08.14.20Lyotard tailspin
First semester junior year, second semester of being in the design major, I was thrown into an existential and philosophical tailspin (which I didn’t realize that’s what it was until later, though I remember my professor Ben, who was frustrated at my struggle, asking me if I was having an existential crisis) in trying to make an editorial book containing “The Crystal Goblet” (the required text) by Beatrice Warde and “Paradox on the Graphic Artist” (my chosen text) by Jean-François Lyotard. When I struggled before, it was no big deal. I moved on and improved, in bliss of being in design school, but thinking in the back of head, when will I be jaded by all of this?. Pretty soon apparently.
But this struggle was less about skill and more about deep critical thinking about design and my place in it. And because I was not prolifically producing and iterating, the project felt like a failure, even though it was not a bad book. There seems to not be room for theory in undergrad, or I just didn’t have anyone to talk to about it. In any case the thinking was crucial to what was to come, and I regret nothing.
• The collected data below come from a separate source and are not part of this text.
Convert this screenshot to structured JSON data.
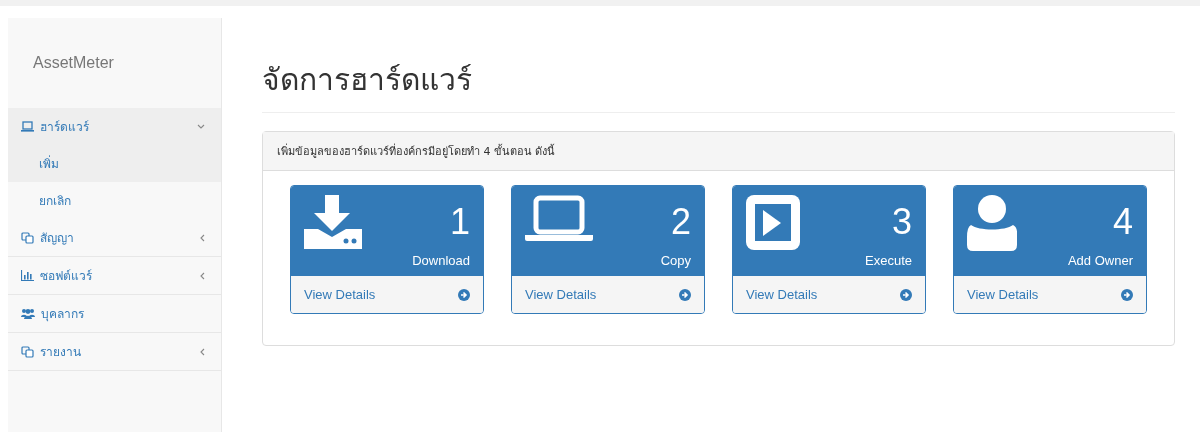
{
  "sidebar": {
    "brand": "AssetMeter",
    "items": [
      {
        "label": "ฮาร์ดแวร์",
        "expanded": true,
        "children": [
          {
            "label": "เพิ่ม",
            "selected": true
          },
          {
            "label": "ยกเลิก",
            "selected": false
          }
        ]
      },
      {
        "label": "สัญญา",
        "expanded": false
      },
      {
        "label": "ซอฟต์แวร์",
        "expanded": false
      },
      {
        "label": "บุคลากร"
      },
      {
        "label": "รายงาน",
        "expanded": false
      }
    ]
  },
  "page": {
    "title": "จัดการฮาร์ดแวร์",
    "panel": {
      "heading": "เพิ่มข้อมูลของฮาร์ดแวร์ที่องค์กรมีอยู่โดยทำ 4 ขั้นตอน ดังนี้",
      "cards": [
        {
          "number": "1",
          "label": "Download",
          "link": "View Details"
        },
        {
          "number": "2",
          "label": "Copy",
          "link": "View Details"
        },
        {
          "number": "3",
          "label": "Execute",
          "link": "View Details"
        },
        {
          "number": "4",
          "label": "Add Owner",
          "link": "View Details"
        }
      ]
    }
  }
}
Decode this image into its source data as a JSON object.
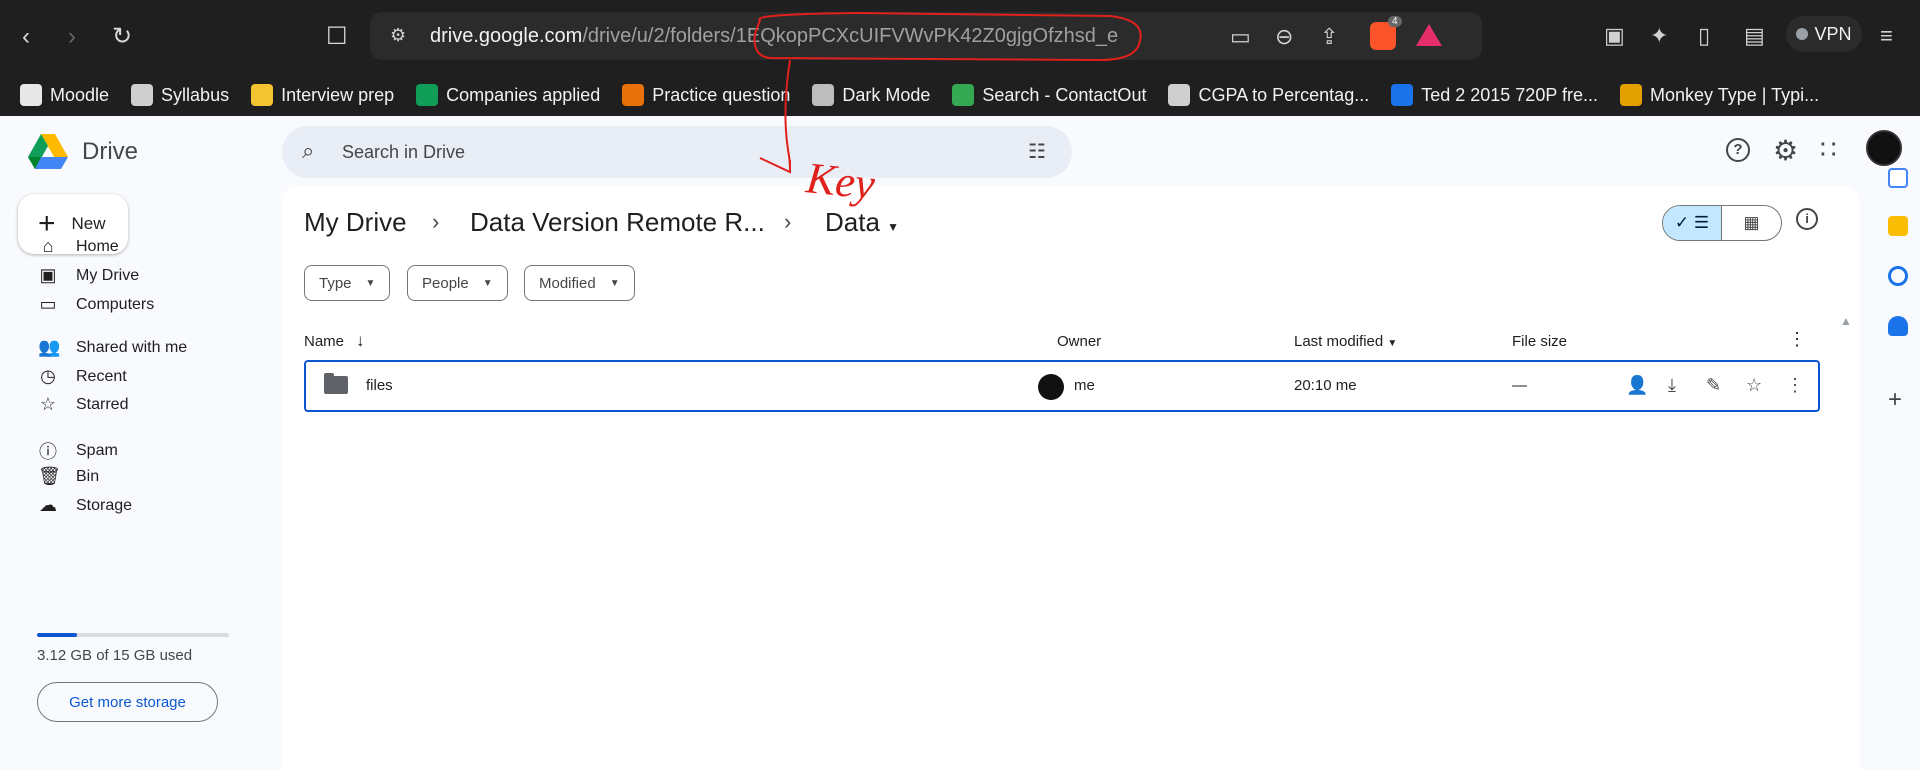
{
  "browser": {
    "url_host": "drive.google.com",
    "url_path": "/drive/u/2/folders/",
    "url_id": "1EQkopPCXcUIFVWvPK42Z0gjgOfzhsd_e",
    "vpn_label": "VPN",
    "brave_badge": "4"
  },
  "bookmarks": [
    {
      "label": "Moodle",
      "color": "#e8e8e8"
    },
    {
      "label": "Syllabus",
      "color": "#cfcfcf"
    },
    {
      "label": "Interview prep",
      "color": "#f4c430"
    },
    {
      "label": "Companies applied",
      "color": "#0f9d58"
    },
    {
      "label": "Practice question",
      "color": "#e8710a"
    },
    {
      "label": "Dark Mode",
      "color": "#bdbdbd"
    },
    {
      "label": "Search - ContactOut",
      "color": "#34a853"
    },
    {
      "label": "CGPA to Percentag...",
      "color": "#cfcfcf"
    },
    {
      "label": "Ted 2 2015 720P fre...",
      "color": "#1a73e8"
    },
    {
      "label": "Monkey Type | Typi...",
      "color": "#e2a100"
    }
  ],
  "drive": {
    "logo_text": "Drive",
    "search_placeholder": "Search in Drive",
    "new_label": "New",
    "sidebar": [
      {
        "label": "Home",
        "icon": "home-icon",
        "glyph": "⌂"
      },
      {
        "label": "My Drive",
        "icon": "my-drive-icon",
        "glyph": "▣"
      },
      {
        "label": "Computers",
        "icon": "computers-icon",
        "glyph": "▭"
      },
      {
        "label": "Shared with me",
        "icon": "shared-icon",
        "glyph": "👥"
      },
      {
        "label": "Recent",
        "icon": "recent-icon",
        "glyph": "◷"
      },
      {
        "label": "Starred",
        "icon": "star-icon",
        "glyph": "☆"
      },
      {
        "label": "Spam",
        "icon": "spam-icon",
        "glyph": "ⓘ"
      },
      {
        "label": "Bin",
        "icon": "bin-icon",
        "glyph": "🗑"
      },
      {
        "label": "Storage",
        "icon": "cloud-icon",
        "glyph": "☁"
      }
    ],
    "storage_used_fraction": 0.208,
    "storage_text": "3.12 GB of 15 GB used",
    "get_storage_label": "Get more storage"
  },
  "breadcrumb": {
    "items": [
      "My Drive",
      "Data Version Remote R...",
      "Data"
    ]
  },
  "filters": [
    "Type",
    "People",
    "Modified"
  ],
  "table": {
    "headers": {
      "name": "Name",
      "owner": "Owner",
      "modified": "Last modified",
      "size": "File size"
    },
    "rows": [
      {
        "name": "files",
        "owner": "me",
        "modified": "20:10 me",
        "size": "—"
      }
    ]
  },
  "annotation": {
    "text": "Key",
    "color": "#e0201b"
  },
  "colors": {
    "accent": "#0b57d0",
    "selected_view": "#c2e7ff"
  }
}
Notes that came from this time:
- Cool if you like it in the end, but I myself need to feel proud of what I’ve done. I’m over all the neat, well-done stuff because, well, I’m not learning that much anymore. I’m just doing what I already know. What an uninspiring way to live. I almost avoid confidence in pursuit of staying humble. There is so much I still don’t know. Endless solutions. That’s the addiction of design: there is no single, definite solution like there is in math. So the solution, the perceived ending, can always be improved, which means there is always something to learn. But I guess I’m done learning all the little things that don’t significantly matter in the long run. A lot of those little things are in pursuit of perfection that that don’t really benefit anyone or anything. They’re kind of just a way of showing off how anal you are and how good you are at spotting little things. But what about the big things? Yeah, what you’ve made is nice and neat but what does it say? What can I learn from it? What questions does it raise? What do I now see or know after looking/reading your design? That’s what I care about. I hate wasting my time on things that offer nothing. Especially those things that are parasitic or selfish. So that’s why I’m wary of ad agencies and the paradigm of the job search. Because the goal is for yourself to get a job, and that involves using other people to get there in a way. This artificiality is rubbing off on me. So is this why I isolate myself? Because I can feel myself becoming all like them? If we’re all the same, how the hell is this world going to change. It’s not being different for the sake of different but to offer another perspective, to expand the visible field of possibilities so that a better solution — always temporary and changeable — can be discovered. Then we can take what we’ve learned from that and continue onward.